Study design and methods: A Japanese proposita exhibiting the DBT phenotype was analyzed by serologic methods and molecular techniques. The RH transcripts of the proposita were sequenced and compared with those of normal donors. The inheritance and structure of the RH genes in the family were determined by Southern blot analysis and exon-specific polymerase chain reaction.

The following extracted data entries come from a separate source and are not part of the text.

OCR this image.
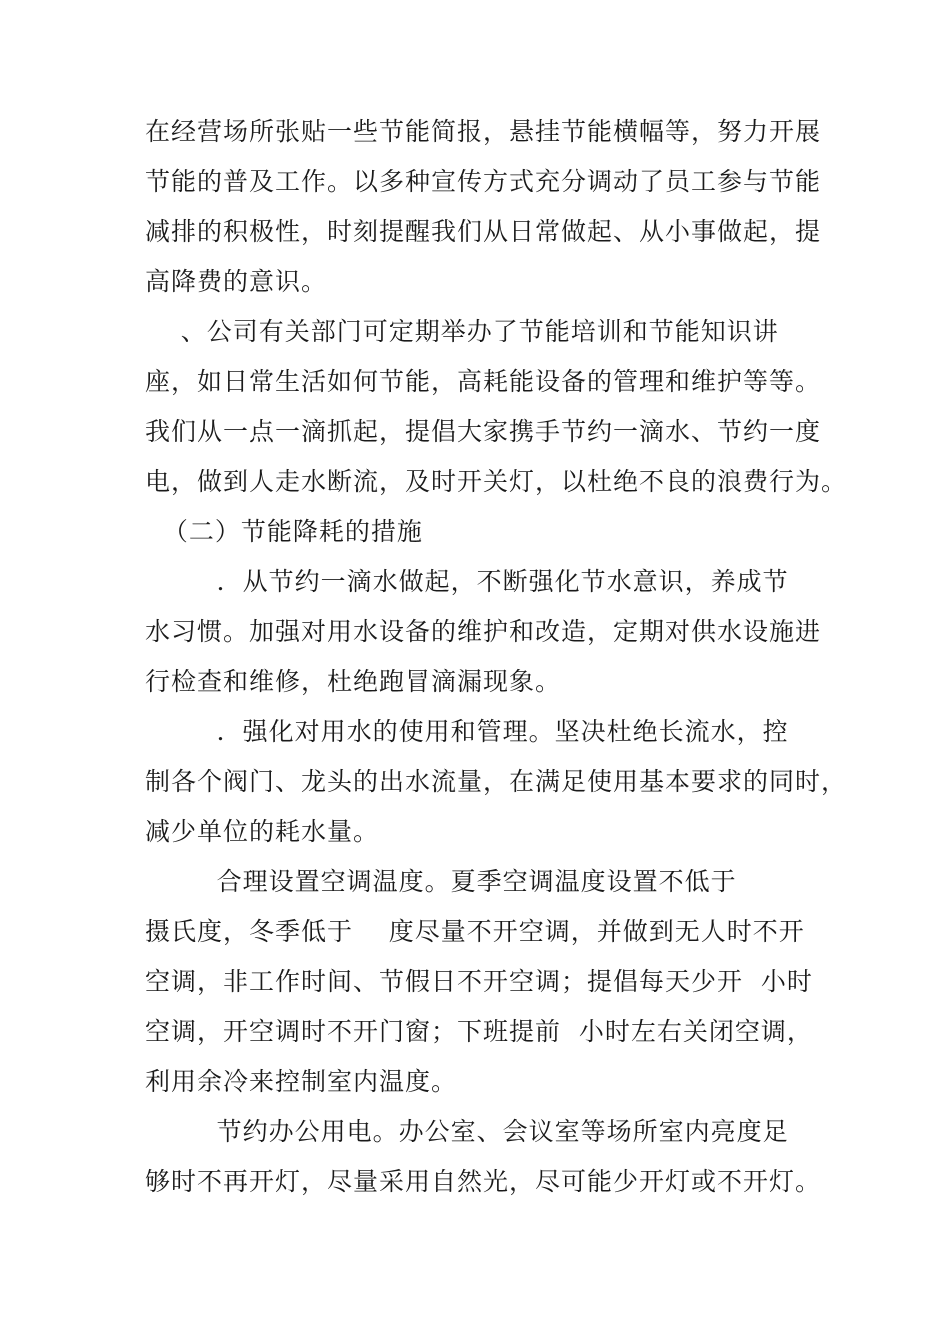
在经营场所张贴一些节能简报，悬挂节能横幅等，努力开展
节能的普及工作。以多种宣传方式充分调动了员工参与节能
减排的积极性，时刻提醒我们从日常做起、从小事做起，提
高降费的意识。
、公司有关部门可定期举办了节能培训和节能知识讲
座，如日常生活如何节能，高耗能设备的管理和维护等等。
我们从一点一滴抓起，提倡大家携手节约一滴水、节约一度
电，做到人走水断流，及时开关灯，以杜绝不良的浪费行为。
（二）节能降耗的措施
．从节约一滴水做起，不断强化节水意识，养成节
水习惯。加强对用水设备的维护和改造，定期对供水设施进
行检查和维修，杜绝跑冒滴漏现象。
．强化对用水的使用和管理。坚决杜绝长流水，控
制各个阀门、龙头的出水流量，在满足使用基本要求的同时，
减少单位的耗水量。
合理设置空调温度。夏季空调温度设置不低于
摄氏度，冬季低于    度尽量不开空调，并做到无人时不开
空调，非工作时间、节假日不开空调；提倡每天少开  小时
空调，开空调时不开门窗；下班提前  小时左右关闭空调，
利用余冷来控制室内温度。
节约办公用电。办公室、会议室等场所室内亮度足
够时不再开灯，尽量采用自然光，尽可能少开灯或不开灯。
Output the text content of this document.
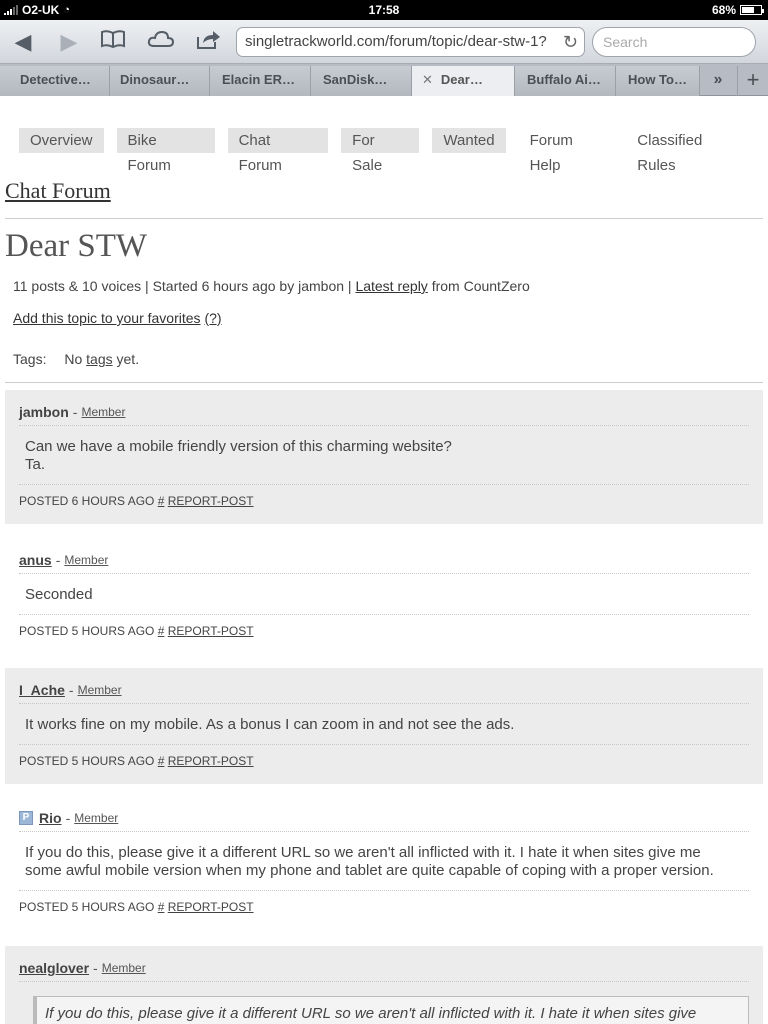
O2-UK ◔	17:58	68%
◀ ▶	singletrackworld.com/forum/topic/dear-stw-1? ↻	Search
Detective…	Dinosaur…	Elacin ER…	SanDisk…	✕ Dear…	Buffalo Ai…	How To…	»	+
Overview	Bike Forum
Chat Forum
For Sale
Wanted	Forum Help
Classified Rules
Chat Forum
Dear STW
11 posts & 10 voices | Started 6 hours ago by jambon | Latest reply from CountZero
Add this topic to your favorites (?)
Tags: No tags yet.
jambon - Member
Can we have a mobile friendly version of this charming website?
Ta.
POSTED 6 HOURS AGO # REPORT-POST
anus - Member
Seconded
POSTED 5 HOURS AGO # REPORT-POST
I_Ache - Member
It works fine on my mobile. As a bonus I can zoom in and not see the ads.
POSTED 5 HOURS AGO # REPORT-POST
P Rio - Member
If you do this, please give it a different URL so we aren't all inflicted with it. I hate it when sites give me
some awful mobile version when my phone and tablet are quite capable of coping with a proper version.
POSTED 5 HOURS AGO # REPORT-POST
nealglover - Member
If you do this, please give it a different URL so we aren't all inflicted with it. I hate it when sites give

Results: The proposita typed weak D and C+c+E+e+Rh:32. Family data indicated a cotransmission of Rh32 with DBT and a linkage of C and e with DBT. Southern blot testing of the proposita's genomic DNA indicated a partial and a total absence of RHD on the respective homologous chromosomes. Sequencing of her cDNA showed expression of Ce, cE, and RHD-CE-D transcripts but not D. The RHD-CE-D hybrid was characterized by a conversion of five RHD exons into RHCE exons (exons 5-9). The 5' and 3' breakpoints in the fusion gene were localized to the intron 4/exon 5 region and intron 9.
Conclusion: The new RHD-CE-D gene defines a separate genetic origin of DBT in the Japanese family. The proximal sequence encoded by RHD exon 4 and RHCE exon 5, together with the distal RHCE sequence, may involve the cotransmission of Rh32 and DBT which behave as codominant and recessive characters, respectively.